How to Develop a RAG-Based Search System and Connect It to Drupal CMS

16 / Jan / 2025 by Dharmendra Singh 0 comments

Introduction

In today’s information-driven world, delivering precise and contextually relevant search results is a critical challenge. This is where RAG (Retrieval-Augmented Generation) systems shine, combining the power of retrieval-based approaches with advanced generation models to enhance search accuracy and relevance.

In this blog, we’ll explore how to build a robust RAG-based search system using a Vector Database—a cutting-edge technology designed for handling high-dimensional data like embeddings from machine learning models. We’ll also demonstrate how to integrate this advanced search system seamlessly with Drupal CMS, a popular content management platform, ensuring a smooth user experience for both developers and end-users.

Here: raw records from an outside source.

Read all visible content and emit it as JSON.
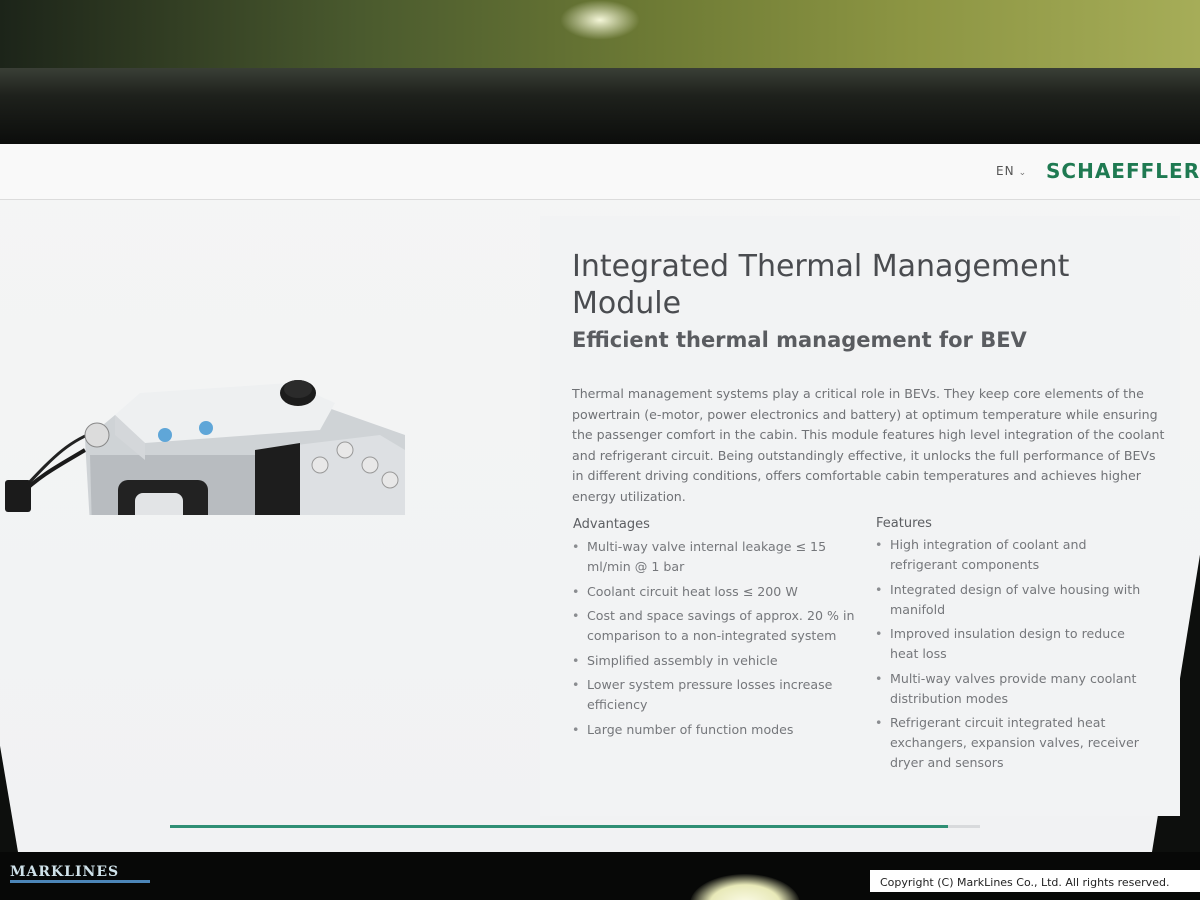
{
  "header": {
    "language": "EN",
    "brand": "SCHAEFFLER"
  },
  "main": {
    "title": "Integrated Thermal Management Module",
    "subtitle": "Efficient thermal management for BEV",
    "intro": "Thermal management systems play a critical role in BEVs. They keep core elements of the powertrain (e-motor, power electronics and battery) at optimum temperature while ensuring the passenger comfort in the cabin. This module features high level integration of the coolant and refrigerant circuit. Being outstandingly effective, it unlocks the full performance of BEVs in different driving conditions, offers comfortable cabin temperatures and achieves higher energy utilization.",
    "advantages": {
      "title": "Advantages",
      "items": [
        "Multi-way valve internal leakage ≤ 15 ml/min @ 1 bar",
        "Coolant circuit heat loss ≤ 200 W",
        "Cost and space savings of approx. 20 % in comparison to a non-integrated system",
        "Simplified assembly in vehicle",
        "Lower system pressure losses increase efficiency",
        "Large number of function modes"
      ]
    },
    "features": {
      "title": "Features",
      "items": [
        "High integration of coolant and refrigerant components",
        "Integrated design of valve housing with manifold",
        "Improved insulation design to reduce heat loss",
        "Multi-way valves provide many coolant distribution modes",
        "Refrigerant circuit integrated heat exchangers, expansion valves, receiver dryer and sensors"
      ]
    }
  },
  "progress": {
    "fraction": 0.96
  },
  "watermark": {
    "logo": "MARKLINES",
    "copyright": "Copyright (C) MarkLines Co., Ltd. All rights reserved."
  },
  "colors": {
    "brand": "#1f7a52",
    "progress": "#2f8f74"
  },
  "icons": {
    "language_dropdown": "chevron-down-icon"
  }
}
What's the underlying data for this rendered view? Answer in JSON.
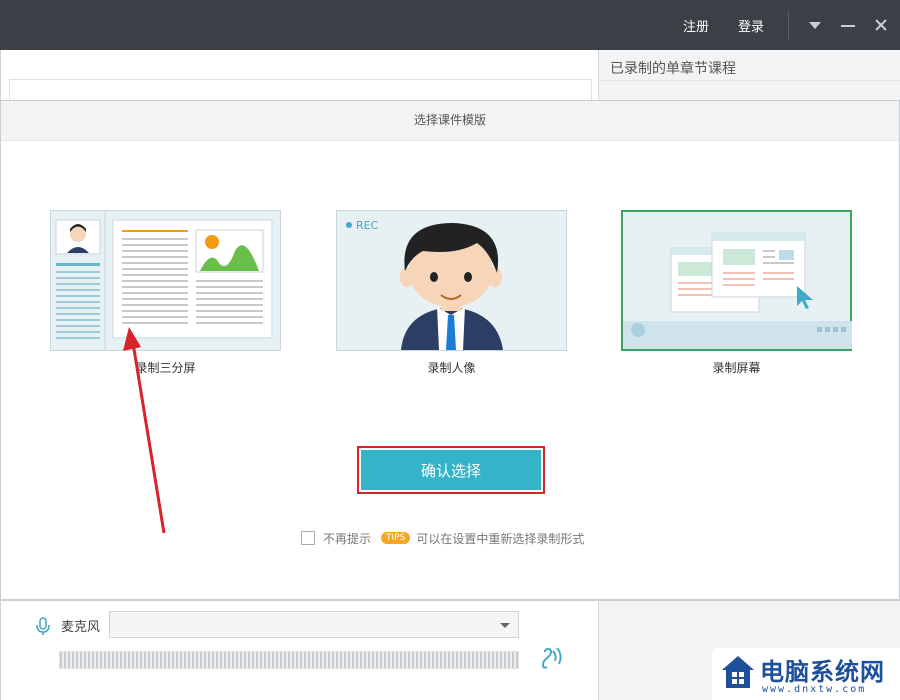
{
  "titlebar": {
    "register_label": "注册",
    "login_label": "登录",
    "menu_icon": "dropdown-triangle-icon",
    "minimize_icon": "minimize-icon",
    "close_icon": "close-icon"
  },
  "background": {
    "right_panel_title": "已录制的单章节课程"
  },
  "dialog": {
    "title": "选择课件模版",
    "templates": [
      {
        "label": "录制三分屏",
        "selected": false
      },
      {
        "label": "录制人像",
        "selected": false,
        "rec_badge": "REC"
      },
      {
        "label": "录制屏幕",
        "selected": true
      }
    ],
    "confirm_label": "确认选择",
    "dont_remind_label": "不再提示",
    "tips_badge": "TIPS",
    "tips_text": "可以在设置中重新选择录制形式"
  },
  "bottom": {
    "mic_label": "麦克风",
    "mic_selected": ""
  },
  "watermark": {
    "text": "电脑系统网",
    "url": "www.dnxtw.com"
  },
  "colors": {
    "titlebar_bg": "#3b4046",
    "accent": "#35b3c8",
    "selected_border": "#3aa466",
    "highlight_red": "#d8232a",
    "tips_orange": "#f5a623"
  }
}
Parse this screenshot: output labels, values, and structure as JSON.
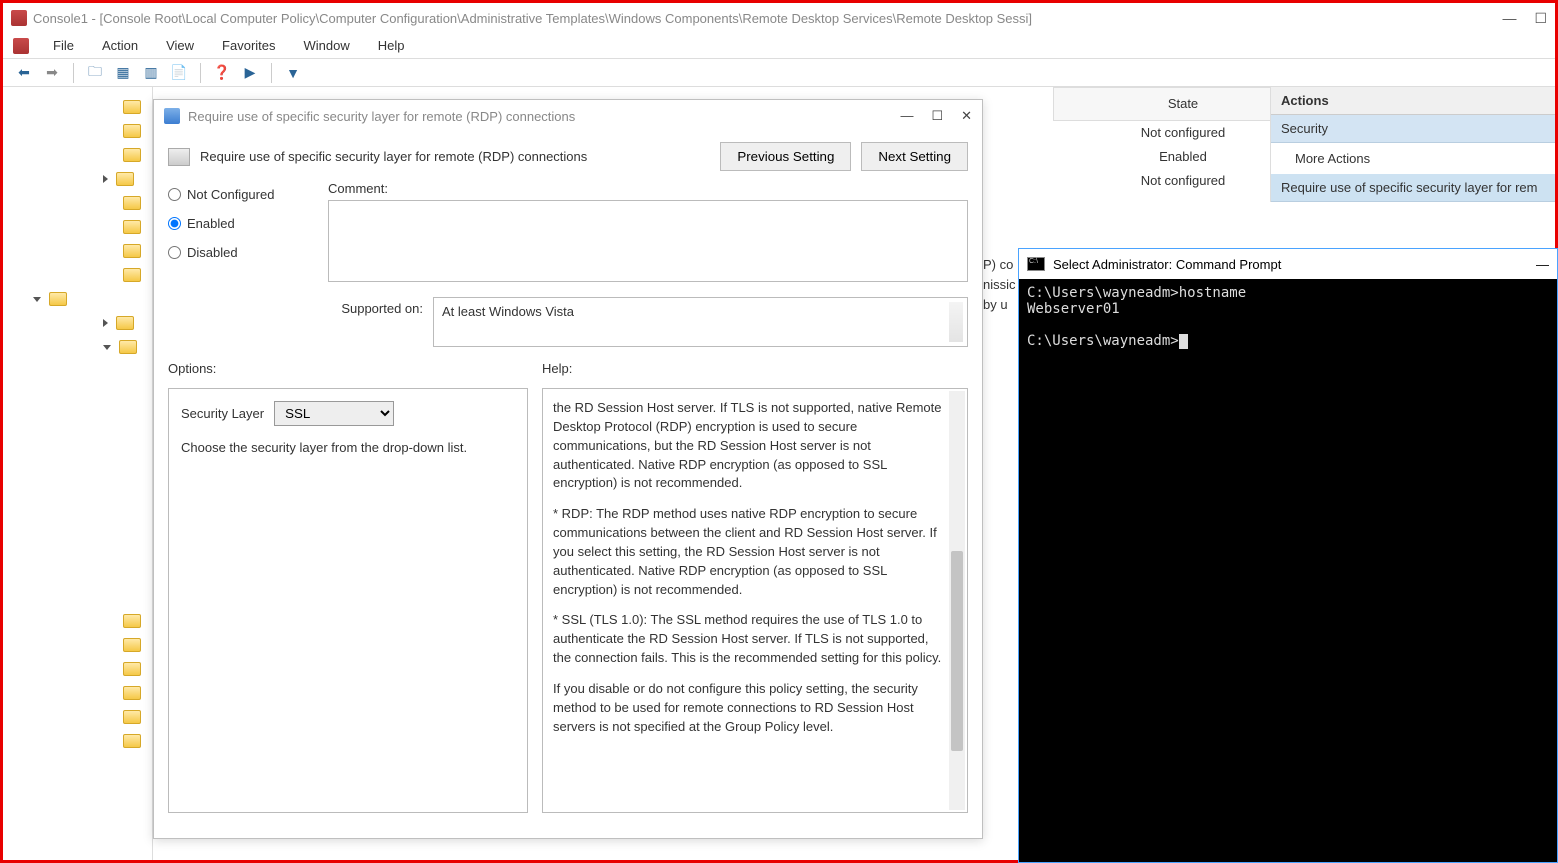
{
  "titlebar": {
    "text": "Console1 - [Console Root\\Local Computer Policy\\Computer Configuration\\Administrative Templates\\Windows Components\\Remote Desktop Services\\Remote Desktop Sessi]"
  },
  "menu": {
    "file": "File",
    "action": "Action",
    "view": "View",
    "favorites": "Favorites",
    "window": "Window",
    "help": "Help"
  },
  "statecol": {
    "header": "State",
    "rows": [
      "Not configured",
      "Enabled",
      "Not configured"
    ]
  },
  "peek": {
    "line1": "P) co",
    "line2": "nissic",
    "line3": "by u"
  },
  "actions": {
    "header": "Actions",
    "section1": "Security",
    "more1": "More Actions",
    "section2": "Require use of specific security layer for rem"
  },
  "dialog": {
    "wintitle": "Require use of specific security layer for remote (RDP) connections",
    "headtitle": "Require use of specific security layer for remote (RDP) connections",
    "prev": "Previous Setting",
    "next": "Next Setting",
    "radio_nc": "Not Configured",
    "radio_en": "Enabled",
    "radio_dis": "Disabled",
    "comment_label": "Comment:",
    "supported_label": "Supported on:",
    "supported_text": "At least Windows Vista",
    "options_label": "Options:",
    "help_label": "Help:",
    "sec_layer_label": "Security Layer",
    "sec_layer_value": "SSL",
    "opt_hint": "Choose the security layer from the drop-down list.",
    "help_p1": "the RD Session Host server. If TLS is not supported, native Remote Desktop Protocol (RDP) encryption is used to secure communications, but the RD Session Host server is not authenticated. Native RDP encryption (as opposed to SSL encryption) is not recommended.",
    "help_p2": "* RDP: The RDP method uses native RDP encryption to secure communications between the client and RD Session Host server. If you select this setting, the RD Session Host server is not authenticated. Native RDP encryption (as opposed to SSL encryption) is not recommended.",
    "help_p3": "* SSL (TLS 1.0): The SSL method requires the use of TLS 1.0 to authenticate the RD Session Host server. If TLS is not supported, the connection fails. This is the recommended setting for this policy.",
    "help_p4": "If you disable or do not configure this policy setting, the security method to be used for remote connections to RD Session Host servers is not specified at the Group Policy level."
  },
  "cmd": {
    "title": "Select Administrator: Command Prompt",
    "line1": "C:\\Users\\wayneadm>hostname",
    "line2": "Webserver01",
    "line3": "C:\\Users\\wayneadm>"
  }
}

By the end of this guide, you’ll gain insights into:

  • The fundamentals of RAG-based search systems and their benefits.
  • How vector databases work and why they are ideal for RAG.
  • Step-by-step integration of a RAG system with Drupal CMS to optimize content discovery.

What is a RAG System?

A Retrieval-Augmented Generation (RAG) system uses two main components:

  1. Retrieval Component: Fetches relevant documents or data from a dataset based on a query.
  2. Generation Component: Uses the retrieved documents to generate a response that is contextually accurate and relevant.

Why Use Qdrant?

Qdrant is an open-source vector database designed for real-time search and scalable applications. It’s optimized for handling large-scale data with high performance and offers features like:

  • High-speed vector similarity search
  • Scalability and distribution
  • Advanced filtering and querying capabilities

Integrating Qdrant with a RAG System:

Step 1: Setting Up Qdrant

  • Installation: Follow the Qdrant installation guide to set up Qdrant on your server.
  • Configuration: Configure Qdrant based on your requirements, such as the number of shards and replicas for distributed setups.

Step 2: Prepare Your Data

To make your RAG system accessible, you can wrap its functionality in a Flask-based REST API. Flask is lightweight, easy to use, and ideal for deploying APIs.

API Structure
We’ll create two endpoints:

  • Feed API: Accepts data, generates embeddings, and uploads them to Qdrant.
  • Ask API: Accepts a user query, retrieves relevant context from Qdrant, and returns an AI-generated response.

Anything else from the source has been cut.